My first inclination is to say: of course.

But the changes that this new charge will make to the habits of the traveling public are enormous. The American public feels that checking one piece of luggage is a right that comes with the purchase of their airline ticket. This is one $15 fee that may evoke a negative reaction and cause consumers to book away from AA. I’m not sure whether other airlines will follow.

Every year, almost 700 million air travelers check more than a billion bags. When carry-ons are factored into that tally, it comes to about 2.5 bags per passenger. I reported two years ago that “some industry analysts say that domestic airlines handle as much in luggage weight as they do in passenger weight, and the Transportation Security Administration reports that more than 50 percent of its $6-something billion budget goes to baggage screening.” That all still holds true.

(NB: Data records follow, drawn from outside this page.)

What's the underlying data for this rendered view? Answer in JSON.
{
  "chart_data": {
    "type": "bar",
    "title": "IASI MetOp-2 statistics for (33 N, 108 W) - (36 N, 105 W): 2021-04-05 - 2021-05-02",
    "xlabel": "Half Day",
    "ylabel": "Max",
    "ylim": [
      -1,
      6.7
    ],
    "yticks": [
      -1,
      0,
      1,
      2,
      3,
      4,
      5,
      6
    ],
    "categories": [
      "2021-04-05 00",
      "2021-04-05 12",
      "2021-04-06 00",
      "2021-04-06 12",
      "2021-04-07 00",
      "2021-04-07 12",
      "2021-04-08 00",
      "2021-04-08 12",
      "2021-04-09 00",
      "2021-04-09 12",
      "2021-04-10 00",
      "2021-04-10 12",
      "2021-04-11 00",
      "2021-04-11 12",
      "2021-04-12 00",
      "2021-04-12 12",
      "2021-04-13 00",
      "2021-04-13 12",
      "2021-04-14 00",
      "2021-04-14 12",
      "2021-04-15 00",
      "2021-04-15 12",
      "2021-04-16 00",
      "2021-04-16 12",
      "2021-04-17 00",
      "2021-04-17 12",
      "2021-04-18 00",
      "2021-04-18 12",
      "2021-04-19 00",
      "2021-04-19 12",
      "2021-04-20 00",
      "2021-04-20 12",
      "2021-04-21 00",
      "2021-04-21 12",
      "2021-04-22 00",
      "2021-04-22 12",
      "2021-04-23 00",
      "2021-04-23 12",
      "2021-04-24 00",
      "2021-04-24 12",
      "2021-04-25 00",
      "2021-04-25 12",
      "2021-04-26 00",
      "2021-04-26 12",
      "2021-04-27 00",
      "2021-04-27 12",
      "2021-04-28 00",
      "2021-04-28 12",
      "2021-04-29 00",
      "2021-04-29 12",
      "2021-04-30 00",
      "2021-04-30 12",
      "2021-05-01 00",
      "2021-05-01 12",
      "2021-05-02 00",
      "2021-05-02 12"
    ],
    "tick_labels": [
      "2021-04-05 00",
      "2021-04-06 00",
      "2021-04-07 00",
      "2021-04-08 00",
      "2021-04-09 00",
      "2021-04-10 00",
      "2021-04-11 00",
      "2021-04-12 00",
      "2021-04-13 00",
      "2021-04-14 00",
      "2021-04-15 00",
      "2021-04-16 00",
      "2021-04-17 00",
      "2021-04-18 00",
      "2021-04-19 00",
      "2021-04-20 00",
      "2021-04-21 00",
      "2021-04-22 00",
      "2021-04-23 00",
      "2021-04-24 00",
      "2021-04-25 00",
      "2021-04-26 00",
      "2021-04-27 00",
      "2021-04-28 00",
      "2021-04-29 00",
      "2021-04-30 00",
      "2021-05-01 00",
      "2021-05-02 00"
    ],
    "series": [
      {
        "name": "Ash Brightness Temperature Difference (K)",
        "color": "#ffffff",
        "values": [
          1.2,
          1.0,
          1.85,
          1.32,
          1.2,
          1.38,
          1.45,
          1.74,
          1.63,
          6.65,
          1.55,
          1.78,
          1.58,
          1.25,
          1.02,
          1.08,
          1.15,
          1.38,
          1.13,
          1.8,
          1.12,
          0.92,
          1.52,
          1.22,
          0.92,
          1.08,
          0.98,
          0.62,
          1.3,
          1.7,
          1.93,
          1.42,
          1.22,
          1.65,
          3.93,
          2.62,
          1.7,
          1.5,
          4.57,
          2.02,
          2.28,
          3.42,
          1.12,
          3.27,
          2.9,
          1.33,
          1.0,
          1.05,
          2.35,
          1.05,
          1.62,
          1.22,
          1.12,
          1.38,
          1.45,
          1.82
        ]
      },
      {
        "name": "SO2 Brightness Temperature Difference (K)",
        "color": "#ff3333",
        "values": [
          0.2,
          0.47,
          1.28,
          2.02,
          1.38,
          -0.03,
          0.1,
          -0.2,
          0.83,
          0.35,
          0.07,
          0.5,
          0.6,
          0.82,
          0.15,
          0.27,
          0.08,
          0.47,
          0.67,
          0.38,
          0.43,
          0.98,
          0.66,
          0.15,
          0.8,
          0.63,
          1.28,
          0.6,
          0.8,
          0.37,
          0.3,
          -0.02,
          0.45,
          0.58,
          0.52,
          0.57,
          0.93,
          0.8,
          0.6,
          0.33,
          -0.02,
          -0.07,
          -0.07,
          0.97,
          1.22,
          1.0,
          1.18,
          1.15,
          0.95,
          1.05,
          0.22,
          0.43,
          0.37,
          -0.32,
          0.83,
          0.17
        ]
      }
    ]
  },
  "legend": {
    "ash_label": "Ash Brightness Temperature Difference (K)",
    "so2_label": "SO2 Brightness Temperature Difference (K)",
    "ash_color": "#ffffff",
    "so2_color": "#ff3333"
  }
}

The airlines have long realized that they have a treasure trove here if they could find a way to monetize the luggage they are carrying. Corporate studies have been ongoing for years and boardrooms have tackled the situation regularly. However, only in the last year-and-a-half have the major airlines taken steps to charge for the luggage they used to transport as part of the airline ticket price.

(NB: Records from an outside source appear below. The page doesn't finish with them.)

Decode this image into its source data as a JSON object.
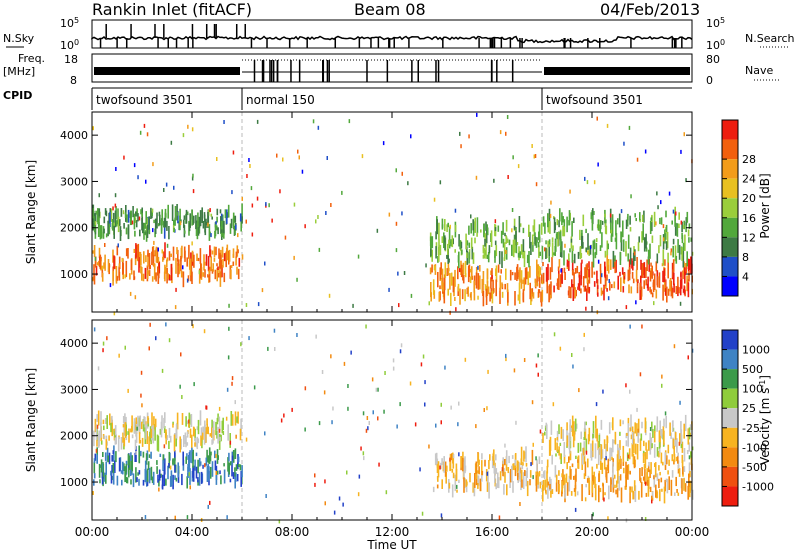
{
  "header": {
    "title": "Rankin Inlet (fitACF)",
    "beam": "Beam 08",
    "date": "04/Feb/2013"
  },
  "noise_panel": {
    "left_label": "N.Sky",
    "right_label": "N.Search",
    "left_ticks": [
      "10^5",
      "10^0"
    ],
    "right_ticks": [
      "10^5",
      "10^0"
    ]
  },
  "freq_panel": {
    "left_label_1": "Freq.",
    "left_label_2": "[MHz]",
    "left_ticks": [
      "18",
      "8"
    ],
    "right_label": "Nave",
    "right_ticks": [
      "80",
      "0"
    ]
  },
  "cpid": {
    "label": "CPID",
    "segments": [
      {
        "name": "twofsound 3501",
        "start_hour": 0,
        "end_hour": 6
      },
      {
        "name": "normal 150",
        "start_hour": 6,
        "end_hour": 18
      },
      {
        "name": "twofsound 3501",
        "start_hour": 18,
        "end_hour": 24
      }
    ]
  },
  "x_axis": {
    "label": "Time UT",
    "ticks": [
      "00:00",
      "04:00",
      "08:00",
      "12:00",
      "16:00",
      "20:00",
      "00:00"
    ]
  },
  "colors": {
    "power": [
      "#0000ff",
      "#1f4fc8",
      "#3d7a44",
      "#52a83b",
      "#9ace3b",
      "#e8c020",
      "#f39c1a",
      "#f2600d",
      "#ee1d0f"
    ],
    "velocity": [
      "#2241c8",
      "#3f83c4",
      "#3b9a4a",
      "#8fcc3b",
      "#c8c8c8",
      "#f7b320",
      "#f38a10",
      "#ef5010",
      "#ee1d0f"
    ]
  },
  "chart_data": [
    {
      "type": "heatmap",
      "title": "",
      "xlabel": "Time UT",
      "ylabel": "Slant Range [km]",
      "xlim_hours": [
        0,
        24
      ],
      "ylim": [
        180,
        4500
      ],
      "yticks": [
        1000,
        2000,
        3000,
        4000
      ],
      "colorbar": {
        "label": "Power [dB]",
        "ticks": [
          "4",
          "8",
          "12",
          "16",
          "20",
          "24",
          "28"
        ],
        "range": [
          0,
          30
        ]
      },
      "features": [
        {
          "start_hour": 0.0,
          "end_hour": 6.0,
          "center_km": 1200,
          "half_width_km": 320,
          "value": 24
        },
        {
          "start_hour": 0.0,
          "end_hour": 6.0,
          "center_km": 2100,
          "half_width_km": 260,
          "value": 10
        },
        {
          "start_hour": 13.5,
          "end_hour": 18.0,
          "center_km": 800,
          "half_width_km": 350,
          "value": 22
        },
        {
          "start_hour": 13.5,
          "end_hour": 18.0,
          "center_km": 1700,
          "half_width_km": 400,
          "value": 12
        },
        {
          "start_hour": 18.0,
          "end_hour": 24.0,
          "center_km": 900,
          "half_width_km": 350,
          "value": 26
        },
        {
          "start_hour": 18.0,
          "end_hour": 24.0,
          "center_km": 1800,
          "half_width_km": 500,
          "value": 12
        }
      ]
    },
    {
      "type": "heatmap",
      "title": "",
      "xlabel": "Time UT",
      "ylabel": "Slant Range [km]",
      "xlim_hours": [
        0,
        24
      ],
      "ylim": [
        180,
        4500
      ],
      "yticks": [
        1000,
        2000,
        3000,
        4000
      ],
      "colorbar": {
        "label": "Velocity [m s^-1]",
        "ticks": [
          "1000",
          "500",
          "100",
          "25",
          "-25",
          "-100",
          "-500",
          "-1000"
        ],
        "range": [
          -1000,
          1000
        ]
      },
      "features": [
        {
          "start_hour": 0.0,
          "end_hour": 6.0,
          "center_km": 1300,
          "half_width_km": 320,
          "value": 600
        },
        {
          "start_hour": 0.0,
          "end_hour": 6.0,
          "center_km": 2100,
          "half_width_km": 300,
          "value": 0
        },
        {
          "start_hour": 13.5,
          "end_hour": 18.0,
          "center_km": 1200,
          "half_width_km": 400,
          "value": -200
        },
        {
          "start_hour": 18.0,
          "end_hour": 24.0,
          "center_km": 1100,
          "half_width_km": 400,
          "value": -300
        },
        {
          "start_hour": 18.0,
          "end_hour": 24.0,
          "center_km": 1900,
          "half_width_km": 400,
          "value": -50
        }
      ]
    }
  ]
}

Even amid the howls and protestations of the hoi polloi and commentators, let’s take a look at the updated math of luggage using Federal Express as a guideline. If one looks at the new luggage arithmetic this way, the airlines still appear to a bargain.

The estimated cost of shipping a 50-pound suitcase from Boston to Chicago via FedEx is $231 for delivery the next morning by 10:30 a.m. and $222.63 for delivery the next afternoon. Even second-day delivery is priced at $124. These quotes are for one way.

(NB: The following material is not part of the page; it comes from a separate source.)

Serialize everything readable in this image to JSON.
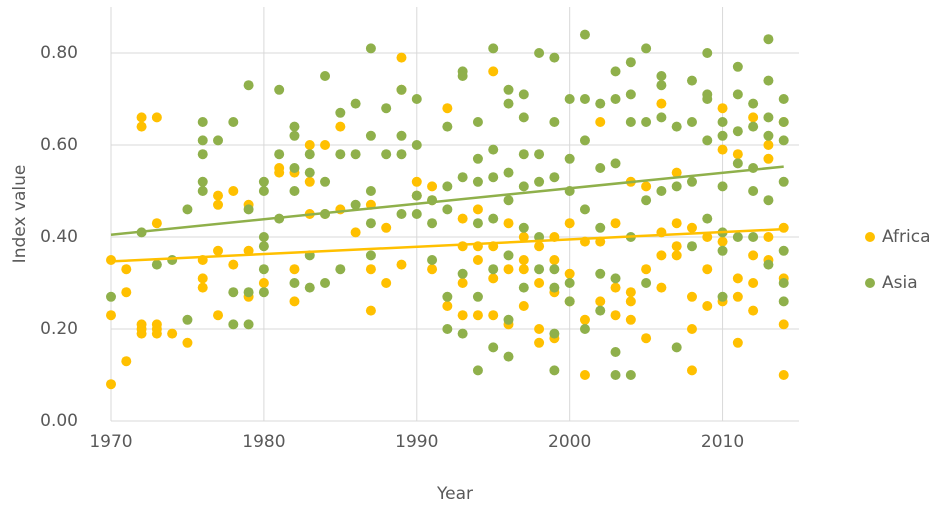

Now look at the airfares. According to AA.com, the least expensive airfare from Boston to Chicago for flights a month in the future costs $226 round trip. That’s almost exactly the same price as shipping a suitcase one-way on FedEx either next morning or afternoon delivery. (Note: with AA your luggage is “same-day delivery” and travels conveniently with you.)

With a promotion like “pay to ship one piece of luggage to Chicago and the passenger flies for free” the airlines would actually make more money based on the FedEx guidelines.

I realize that this kind of comparison isn’t exact. However, in round numbers it indicates the costs associated with moving luggage — not to mention moving luggage together with passengers. Indeed, the airlines need to figure how to unlock the potential riches of charging for luggage.

I don’t think this AA initiative is the way to move in that direction and that it will create more problems than it solves. The devil will be in the details.

My predictions:

  • This luggage fee is a step too far. AA will eventually have to back off of the fee.
  • Problems with controlling carry-on luggage will increase exponentially.
  • Delays at TSA checkpoints will increase as more passengers bring more baggage through the inspection points.
  • Delays at the boarding gates dealing with luggage arguments will further delay AA flights to less than a 50 percent on-time rating.
  • Other airlines will adopt a wait-and-see approach to this dramatic fee increase, forcing AA to rethink their fee structure.
  • The Transportation Department will force airlines to disclose these fees in their advertisements. This will allow other airlines to simply raise airfares without raising the total advertised cost of the trip. AA will eventually (perhaps before June 15) roll this fee into their airfares.